Green Flashes are known as colored phenomena that come about because of dispersion of atmospheric refraction. Individual images give out larger dispersion effects than most, and the green flashes are the most spectacular of these. The Novaya Zemlya phenomenon is an arctic mirage that was named for the archipelago. It was first observed in 1597 when William Barents carried out his third polar expedition. It resembles a large mirror in the sky. The sun could be below the horizon however its rays hit this layer and return down, becoming visible to observers. Therefore, the Novaya Zemlya effect presents a distorted image of the sun which looks like a square or a line.
Crepuscular rays also known as sunburst are seen when there is a partial shadow on the rays of the sun produced by objects such as mountain peaks or clouds. The light rays are parallel but due to the perspective they seem to converge on the sun. Their manifestation is typically orange in color. Rayleigh scattering by particles is easier for short wavelength light such as blue or green compared to long wavelength in red or yellow light. The sunset and sunrise rays also have to travel through the atmosphere when it has up to 40 times more air compared to midday rays.

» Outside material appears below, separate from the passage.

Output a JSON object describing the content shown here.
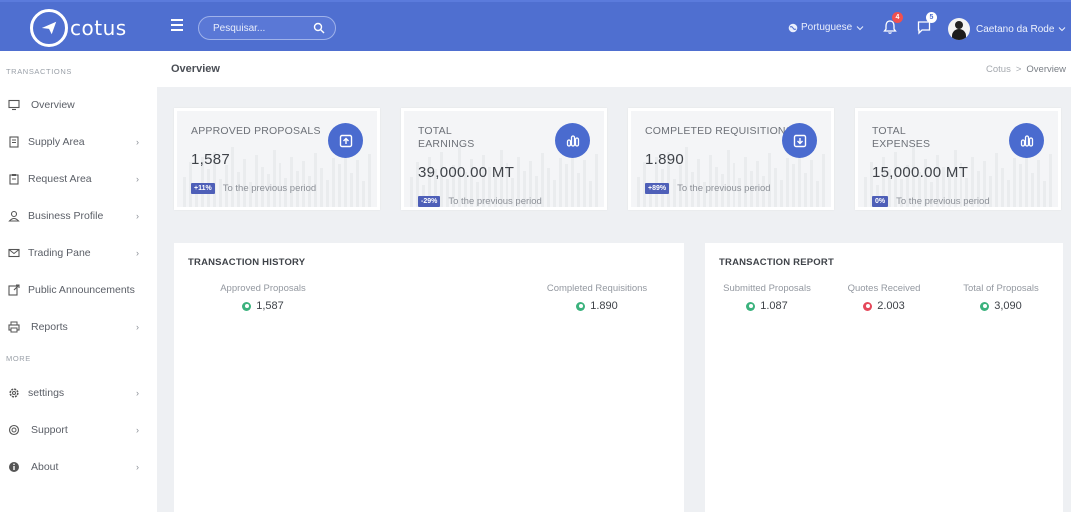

The term crepuscular denotes ‘relating to Twilight’ because these rays are seen at sunrise and sunset. Crepuscular rays seem to span outward from the setting sun and can be seen only when there is a hazy atmosphere or through dust particles in order for the sunlight that is not shadowed to scatter toward the observer. The rays can also be occasionally seen underwater. The phenomenon is observed particularly in the Arctic areas and occurs when there are cracks in the ice as well as from ice shelves. The rays are almost parallel but appear to be diverging because of linear perspective.
There are different forms of crepuscular rays which include Jacob’s ladder. This type is formed when rays of sunlight penetrate through holes in low clouds. Another form of crepuscular rays results when there are beams of light that seem to be emerging in a divergent manner from behind a cloud. The third form of crepuscular rays seem to be radiating from below the horizon. The rays can have different hues such as red, pink or pale and are often thought to be light pillars which they are not.
Anticrepuscular rays are the opposite of crepuscular rays but generated in the same way. The rays typically extend across the sky and appear to converge at some point. The point of convergence is known as the antisolar point and is directly opposite the sun. Although the sunlight travels in straight lines, the Earth’s spherical atmosphere makes the projections appear as great circles causing the phenomenon to appear opposite the sun.
After looking at the various types of optics, it is evident that optical elements in the Earth’s atmosphere, such as scattering of light and the reflection and absorption of light, cause different optical phenomena. Atmospheric optics comes about from the interaction between sources of light that is from the sun and the moon with particles in the air such as ice crystals, dust, cloud droplets and raindrops; or atmospheric molecules. The type of atmospheric particle absorbing, deflecting or reflecting the light determines which optic will be formed. The different visual spectacles include sky coloration, halos, rainbows, glories, mirages and crepuscular rays. Some are a daily phenomenon while others may be seen once in a lifetime. The frequency with which the optics are formed depends on the availability of all the necessary components at the right time.